對 Simon Willison 年度 LLM 回顧的中文翻譯與整理,涵蓋 2025 年三大主題:推理模型(RLVR)的崛起、AI Agent 的落地成熟(特別是編程 Agent),以及 Claude Code 作為年度最具影響力產品的誕生。文章指出 2025 年的能力進步主要來自更長的 RL 訓練而非更大的模型規模,編程 Agent 和 AI 輔助搜索是兩個已驗證的 Agent 落地場景。
Key Points
- 2025 = Year of Reasoning: o1 → o3/o3-mini/o4-mini; RLVR (Reinforcement Learning from Verifiable Rewards) is the core technique
- Capability gains shifted from pre-training scale to RL training length — compute redirected from pre-training to RL
- Reasoning models’ real value: multi-step tool use (plan → execute → observe → adjust), not just logic puzzles
- AI-assisted search finally works: GPT-5 Thinking-style systems answer complex research questions reliably
- Agent definition settled: “LLM systems that accomplish useful work through multi-step tool calls” — not AGI, but genuinely useful
- Claude Code launched quietly in Feb (bundled in Claude 3.7 Sonnet announcement) — became the year’s most influential product
- Major CLI coding agents: Claude Code, Codex CLI, Gemini CLI, Qwen Code, Mistral Vibe, plus vendor-neutral options (Amp, OpenCode, OpenHands CLI)

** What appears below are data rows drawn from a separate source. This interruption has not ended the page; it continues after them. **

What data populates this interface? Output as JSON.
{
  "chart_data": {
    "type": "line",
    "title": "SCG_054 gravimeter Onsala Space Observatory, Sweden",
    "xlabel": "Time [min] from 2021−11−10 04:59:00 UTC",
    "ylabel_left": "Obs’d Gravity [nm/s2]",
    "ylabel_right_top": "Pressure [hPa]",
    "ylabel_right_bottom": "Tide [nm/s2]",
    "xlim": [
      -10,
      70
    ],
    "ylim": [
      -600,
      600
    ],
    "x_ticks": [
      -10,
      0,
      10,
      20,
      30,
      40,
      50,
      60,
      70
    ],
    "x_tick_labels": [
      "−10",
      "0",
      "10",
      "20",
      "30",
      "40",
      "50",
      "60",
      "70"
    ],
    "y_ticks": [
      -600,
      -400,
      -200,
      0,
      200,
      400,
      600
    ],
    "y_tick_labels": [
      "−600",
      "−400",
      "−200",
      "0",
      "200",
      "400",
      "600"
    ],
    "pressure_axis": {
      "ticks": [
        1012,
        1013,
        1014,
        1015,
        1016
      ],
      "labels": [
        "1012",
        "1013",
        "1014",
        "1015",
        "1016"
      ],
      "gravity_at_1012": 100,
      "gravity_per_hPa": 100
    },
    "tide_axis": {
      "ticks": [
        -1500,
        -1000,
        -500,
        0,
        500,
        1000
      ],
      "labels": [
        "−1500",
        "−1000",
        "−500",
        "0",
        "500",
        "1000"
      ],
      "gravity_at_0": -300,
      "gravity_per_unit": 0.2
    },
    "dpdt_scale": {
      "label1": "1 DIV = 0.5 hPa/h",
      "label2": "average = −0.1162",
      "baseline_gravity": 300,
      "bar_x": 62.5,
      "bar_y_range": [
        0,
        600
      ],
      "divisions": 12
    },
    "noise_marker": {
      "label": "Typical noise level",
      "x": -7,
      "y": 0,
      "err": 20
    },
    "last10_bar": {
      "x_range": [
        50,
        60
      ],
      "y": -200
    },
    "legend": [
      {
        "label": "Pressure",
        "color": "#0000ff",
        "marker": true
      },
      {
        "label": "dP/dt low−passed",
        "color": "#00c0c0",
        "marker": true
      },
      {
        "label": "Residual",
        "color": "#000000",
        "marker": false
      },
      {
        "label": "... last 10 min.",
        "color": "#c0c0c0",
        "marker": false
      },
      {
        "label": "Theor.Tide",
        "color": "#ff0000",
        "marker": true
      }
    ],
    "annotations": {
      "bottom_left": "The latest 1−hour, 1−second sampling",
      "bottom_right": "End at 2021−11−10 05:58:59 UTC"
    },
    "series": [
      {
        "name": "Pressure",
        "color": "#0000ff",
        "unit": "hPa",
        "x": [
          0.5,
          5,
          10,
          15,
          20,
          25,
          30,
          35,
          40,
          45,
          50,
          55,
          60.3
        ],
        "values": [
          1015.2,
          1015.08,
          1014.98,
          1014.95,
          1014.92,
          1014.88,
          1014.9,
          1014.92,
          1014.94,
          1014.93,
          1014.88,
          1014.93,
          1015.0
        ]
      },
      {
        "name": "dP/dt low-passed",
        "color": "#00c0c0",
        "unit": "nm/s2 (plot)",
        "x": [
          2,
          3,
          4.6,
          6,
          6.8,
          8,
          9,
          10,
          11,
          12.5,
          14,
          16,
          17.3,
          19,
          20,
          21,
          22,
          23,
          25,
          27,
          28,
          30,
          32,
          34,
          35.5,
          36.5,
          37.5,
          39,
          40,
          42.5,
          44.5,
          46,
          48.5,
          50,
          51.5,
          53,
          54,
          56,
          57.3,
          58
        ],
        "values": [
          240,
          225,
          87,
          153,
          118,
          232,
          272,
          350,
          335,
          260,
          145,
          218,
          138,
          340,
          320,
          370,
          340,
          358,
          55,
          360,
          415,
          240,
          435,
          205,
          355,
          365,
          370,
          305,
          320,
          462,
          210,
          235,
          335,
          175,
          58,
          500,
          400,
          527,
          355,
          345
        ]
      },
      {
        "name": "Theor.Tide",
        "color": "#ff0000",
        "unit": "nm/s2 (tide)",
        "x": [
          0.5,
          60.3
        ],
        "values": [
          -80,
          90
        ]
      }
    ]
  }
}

- Two proven agent deployment patterns: coding and deep search
Insights
- “Almost all capability progress in 2025 came from longer RL training, not larger model scale” — this reframes the compute narrative; the scaling law debate shifted from parameters to training regime
- Claude Code launching without a dedicated blog post and still becoming the year’s defining product is a case study in letting the product speak — the engineering community discovered it organically
- The version numbering skip (3.5 → 3.7, skipping 3.6 because the community named the silent upgrade) is a minor but telling detail about how fast the field moves and how organic naming conventions emerge
- The author’s own prediction failure (“agents won’t land in 2025”) followed by updating the definition rather than the prediction is intellectually honest and worth noting as a modeling approach
- Deep research mode (15+ minutes for detailed reports) becoming obsolete within a year because better systems could match quality in seconds shows how quickly “impressive demos” can become baseline expectations
Connections
- Claude Code
- AI Agents
- Reinforcement Learning
- Reasoning Models
- Lessons from Building Claude Code How We Use Skills
- 你不知道的 Claude Code:架构、治理与工程实践
- AI Agents 101
Raw Excerpt
2025 年最具影响力的大事,是 2 月 Anthropic 静悄悄地发布了 Claude Code,甚至没单独发博客,只是夹在 Claude 3.7 Sonnet 的公告里。